ModSecurity is an open-source web-based firewall application (WAF) supported by different web servers like Apache, Nginx and IIS.
The module is configured to protect web applications from various attacks. ModSecurity supports flexible rule engine to perform both simple and complex operations. It comes with OWASP (Open Web Application Security Project) ModSecurity™ CRS (Core Rule Set). The OWASP ModSecurity™ CRS is a set of rules that Apache’s ModSecurity™ module can use to help protect your server. While these rules do not make your server impervious to attacks, they greatly increase the amount of protection for your web applications.
It comes with a Core Rule Set (CRS) which has various rules for:
- cross website scripting
- bad user agents
- SQL injection
- session hijacking
- other exploits
Why should I use the OWASP ModSecurity rule set?
- Protection from insecure web application design — ModSecurity rule sets can provide a layer of protection for web applications such as WordPress, phpBB, or other types of web applications. It can potentially protect against vulnerabilities in out-of-date web applications that protect against vulnerabilities in unpatched, out-of-date applications. If the developer of an application makes a security mistake, ModSecurity may block a security attack before it can access the vulnerable application.
- Protection against operating system level attack — ModSecurity rule sets can protect against attacks that exploit the operating system of your server. For example, in 2014, there was a security flaw in the Bash shell program that Linux servers use. Security experts created ModSecurity rules to disallow the use of the exploit thought Apache. Server administrators used these ModSecurity rules and added additional security to their system until the release of a security patch for Bash shell.
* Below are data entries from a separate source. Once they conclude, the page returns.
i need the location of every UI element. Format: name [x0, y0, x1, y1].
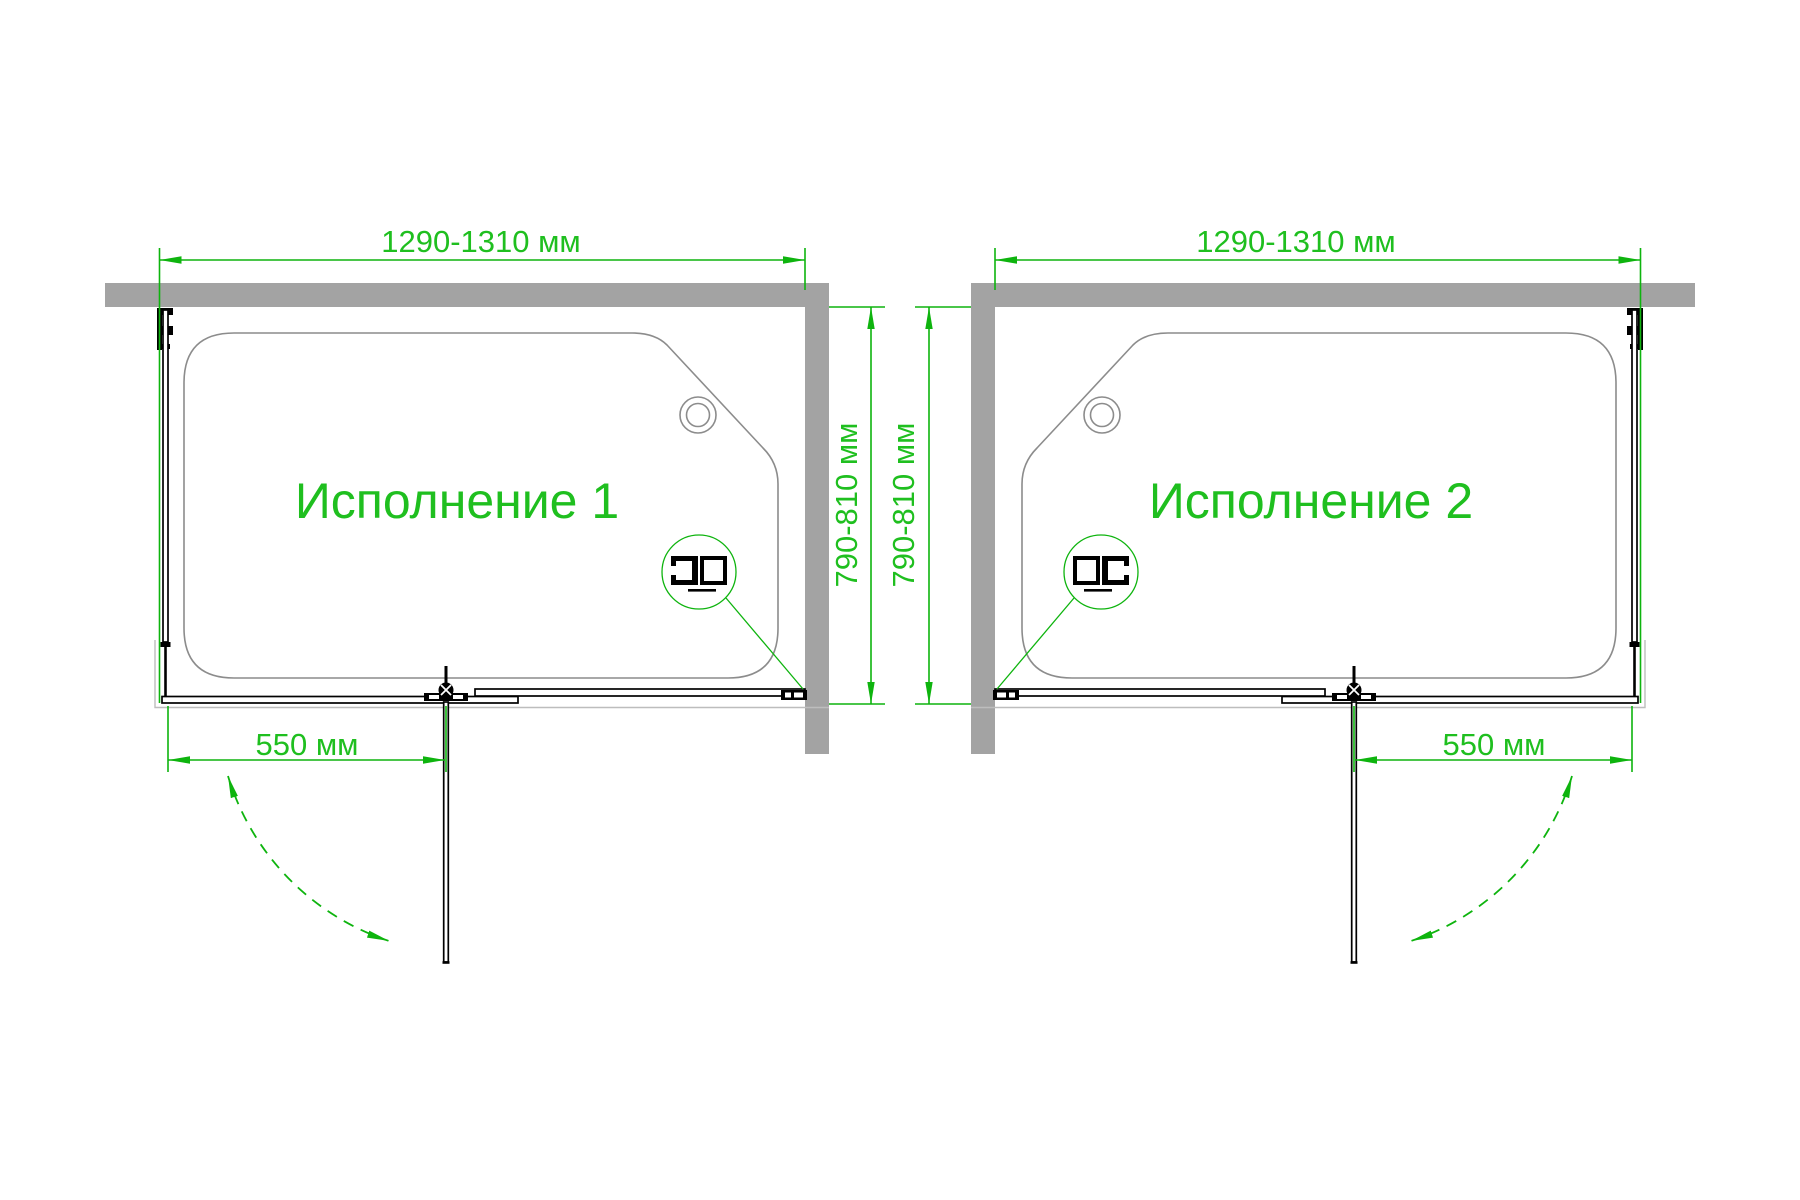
- diagram-2-geometry: [915, 248, 1695, 963]
- diagram-1-geometry: [105, 248, 885, 963]
- door-dimension-label: 550 мм: [256, 727, 359, 762]
- door-dimension-label: 550 мм: [1443, 727, 1546, 762]
- drawing-page: 1290-1310 мм 790-810 мм 550 мм Исполнени…: [0, 0, 1800, 1200]
- depth-dimension-label: 790-810 мм: [829, 422, 864, 587]
- variant-title: Исполнение 2: [1149, 473, 1473, 529]
- depth-dimension-label: 790-810 мм: [886, 422, 921, 587]
- width-dimension-label: 1290-1310 мм: [1196, 224, 1396, 259]
- drawing-canvas: 1290-1310 мм 790-810 мм 550 мм Исполнени…: [0, 0, 1800, 1200]
- variant-title: Исполнение 1: [295, 473, 619, 529]
- width-dimension-label: 1290-1310 мм: [381, 224, 581, 259]
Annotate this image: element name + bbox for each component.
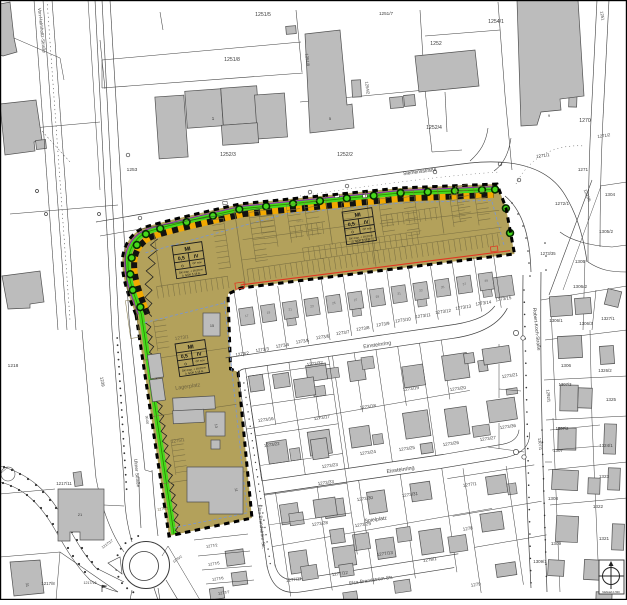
svg-text:1252: 1252: [430, 41, 442, 47]
svg-text:1306/1: 1306/1: [549, 318, 563, 323]
svg-text:0,5: 0,5: [181, 353, 189, 360]
svg-text:1273/35: 1273/35: [540, 251, 556, 256]
svg-text:1307: 1307: [553, 448, 563, 453]
svg-text:15: 15: [210, 324, 214, 328]
svg-text:1251/5: 1251/5: [255, 12, 271, 18]
svg-text:1271: 1271: [578, 167, 589, 172]
svg-text:1305/2: 1305/2: [599, 229, 613, 234]
svg-text:1304: 1304: [605, 192, 616, 197]
svg-text:1252/4: 1252/4: [426, 125, 442, 131]
svg-text:1324/1: 1324/1: [599, 443, 613, 448]
svg-text:1251/8: 1251/8: [224, 57, 240, 63]
svg-text:1306: 1306: [561, 363, 572, 368]
svg-text:1327/1: 1327/1: [601, 316, 615, 321]
svg-text:1308: 1308: [548, 496, 559, 501]
svg-text:1254/1: 1254/1: [488, 19, 504, 25]
svg-text:1270: 1270: [579, 118, 591, 124]
svg-text:1217/16: 1217/16: [84, 581, 97, 585]
svg-text:11: 11: [234, 488, 238, 492]
svg-text:1306/3: 1306/3: [579, 321, 593, 326]
svg-text:0,5: 0,5: [178, 255, 186, 262]
svg-text:1325: 1325: [606, 397, 617, 402]
svg-text:1218: 1218: [8, 363, 19, 369]
svg-text:1253: 1253: [127, 167, 138, 173]
svg-text:1251/7: 1251/7: [379, 11, 393, 16]
svg-text:1272/1: 1272/1: [555, 201, 569, 206]
svg-text:1306/2: 1306/2: [573, 284, 587, 289]
svg-text:13: 13: [214, 424, 218, 428]
svg-text:1321: 1321: [599, 536, 610, 541]
svg-text:21: 21: [78, 512, 83, 517]
svg-text:1322: 1322: [593, 504, 604, 509]
svg-text:31: 31: [25, 583, 29, 588]
svg-text:1217/11: 1217/11: [56, 481, 72, 486]
svg-text:1307/3: 1307/3: [559, 382, 572, 387]
svg-text:1252/3: 1252/3: [220, 152, 236, 158]
svg-text:1309: 1309: [551, 541, 562, 546]
svg-text:1252/2: 1252/2: [337, 152, 353, 158]
svg-text:0,5: 0,5: [348, 221, 356, 228]
svg-text:1323: 1323: [599, 474, 610, 479]
svg-text:1217/8: 1217/8: [41, 581, 55, 586]
svg-text:1326/2: 1326/2: [598, 368, 612, 373]
svg-text:1309/1: 1309/1: [533, 559, 547, 564]
svg-text:1305: 1305: [575, 259, 586, 264]
svg-text:Maßstab 1:500: Maßstab 1:500: [602, 590, 620, 594]
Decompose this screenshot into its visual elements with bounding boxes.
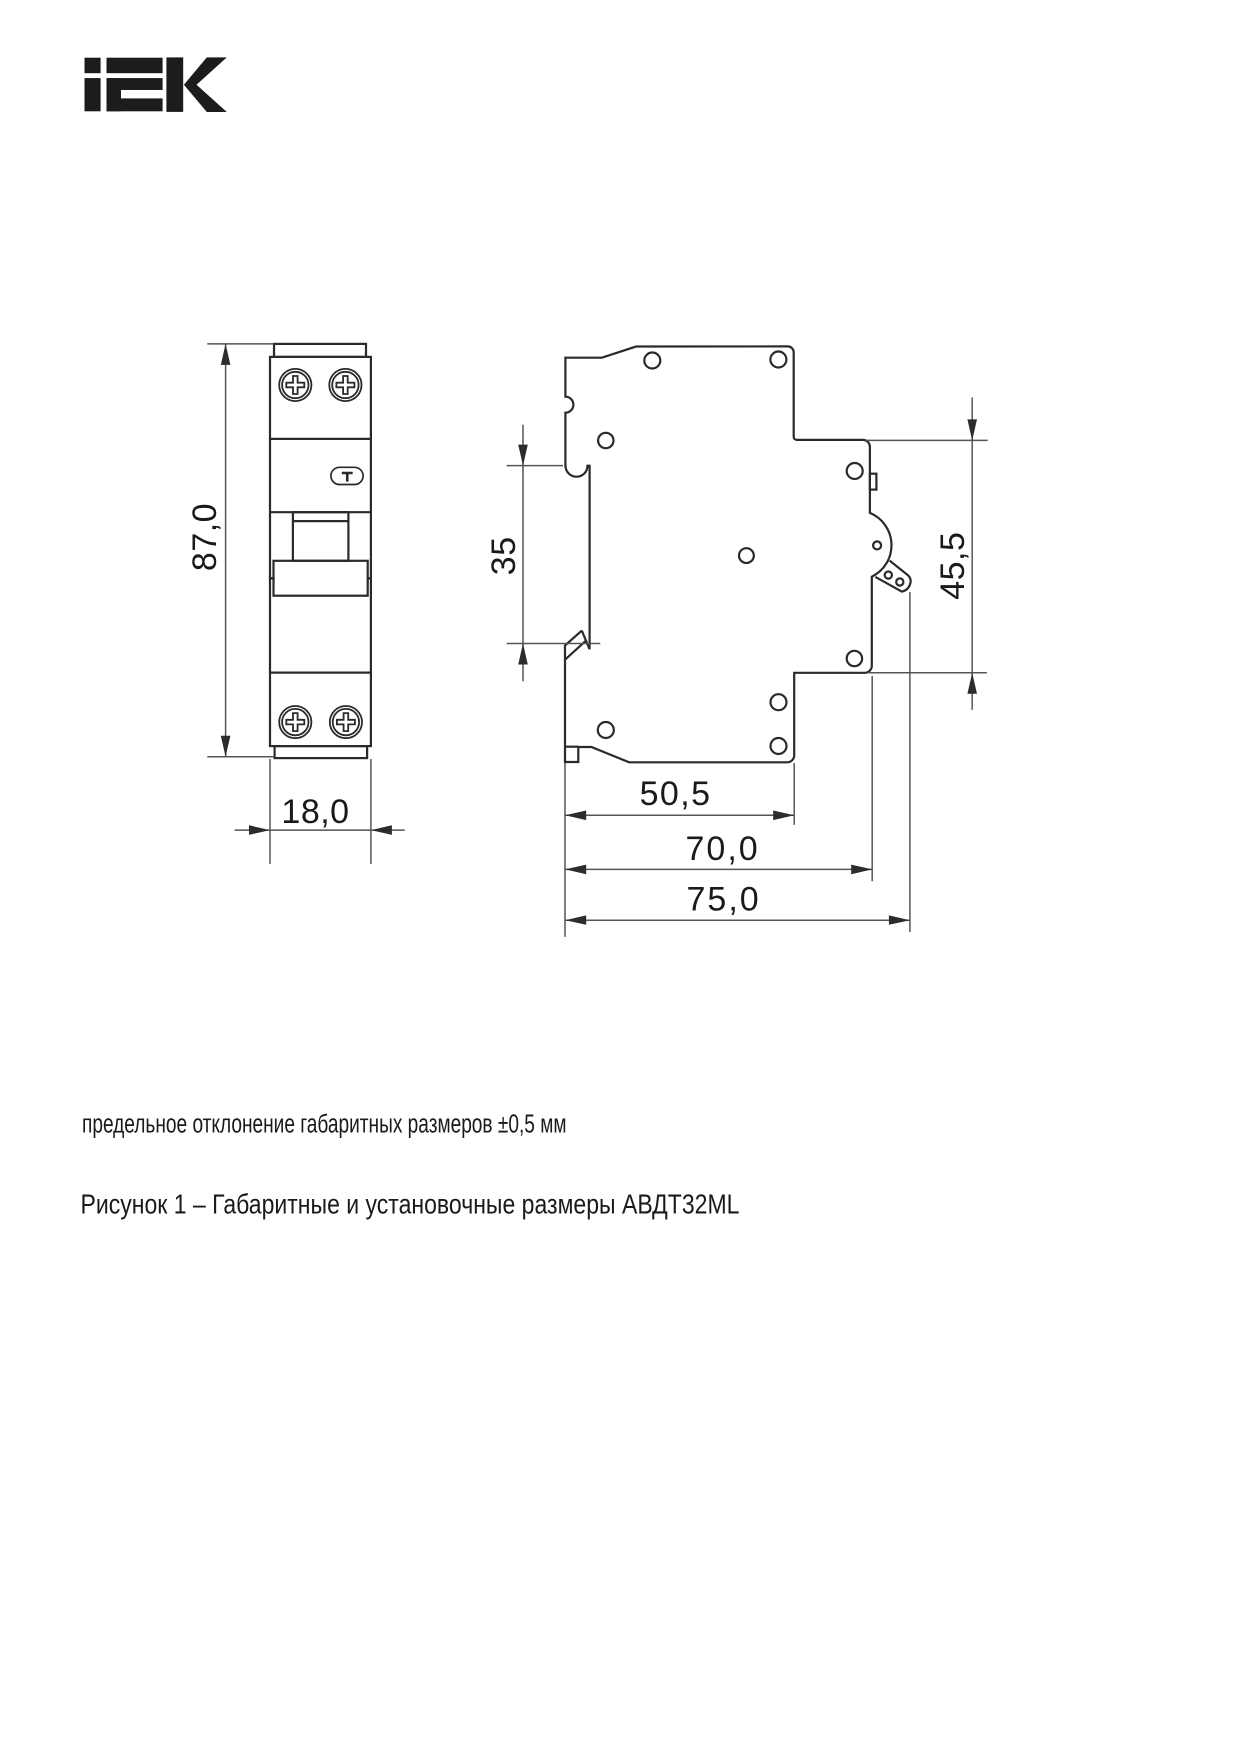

- Protect against generalized malicious traffic — Some of the security threats that server administrators face may not directly attack a program or application on your server. DoS (Denial of Service) attacks, for example, are common attacks. You can reduce the impact of such malicious traffic through the use of ModSecurity rules.
What are the risks?
As with any mechanism that blocks web traffic, OWASP rules could block legitimate traffic (false positives). While both OWASP and cPanel, L.L.C. aim to curate the OWASP rule set to reduce the potential for false positives, the rule set may block legitimate traffic.